In some states, like Jharkhand, Rajasthan, Delhi, Gujarat and Goa, more than 50 percent of the land is under desertification.

"Population pressure has resulted in over-exploitation of land for cultivation, grazing, water resources and deforestation leading to degradation of drylands," Indian minister Jitendra Singh wrote in the report.

 

Satellite mapping really helps to show where land degradation is occurring in India.

Photo: University of Omaha

A.S. Rajawat of the Space Applications Center told the Thomson Reuters Foundation that the atlas compiled by the ISRO contains mapping images covering an eight-year period of study. He added, "This is the first time we are looking at a digital atlas of degradation and it is pointing at newer areas undergoing desertification."

Land degradation is an ongoing issue

This is not the first time the world has learned about the loss of agricultural lands in India.

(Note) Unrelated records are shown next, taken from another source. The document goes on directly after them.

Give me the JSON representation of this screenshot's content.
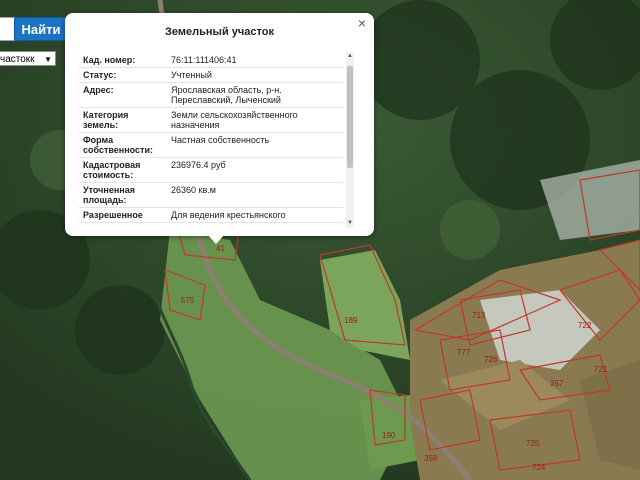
{
  "search": {
    "button_label": "Найти"
  },
  "type_select": {
    "selected": "частокк"
  },
  "popup": {
    "title": "Земельный участок",
    "close_glyph": "×",
    "rows": [
      {
        "label": "Кад. номер:",
        "value": "76:11:111406:41"
      },
      {
        "label": "Статус:",
        "value": "Учтенный"
      },
      {
        "label": "Адрес:",
        "value": "Ярославская область, р-н. Переславский, Лыченский"
      },
      {
        "label": "Категория земель:",
        "value": "Земли сельскохозяйственного назначения"
      },
      {
        "label": "Форма собственности:",
        "value": "Частная собственность"
      },
      {
        "label": "Кадастровая стоимость:",
        "value": "236976.4 руб"
      },
      {
        "label": "Уточненная площадь:",
        "value": "26360 кв.м"
      },
      {
        "label": "Разрешенное",
        "value": "Для ведения крестьянского"
      }
    ]
  },
  "map": {
    "parcel_labels": [
      "41",
      "575",
      "189",
      "713",
      "722",
      "777",
      "726",
      "721",
      "357",
      "190",
      "725",
      "358",
      "724"
    ]
  },
  "colors": {
    "button": "#1b73c4",
    "parcel_border": "#c0392b"
  }
}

In 2014, the government issued its fifth National Report on Desertification, Land Degradation, and Drought. At that time, it was determined that loss of productivity was affecting 25 percent of the country's agricultural lands or 82 million hectares.

India even submitted the report to the Secretariat of the UN Convention to Combat Desertification, of which it is a member. But India conceded that land degradation continued to be a major environmental concern for the country with serious implications for sustainable development.

India is the second largest producer of rice and wheat and the leading producer of a variety of fruits including lemon and bananas. Ecologists and the Indian government should be very concerned over what is happening. If desertification continues at its current alarming rate, we could see a dire lack of staple foods leading to global famine.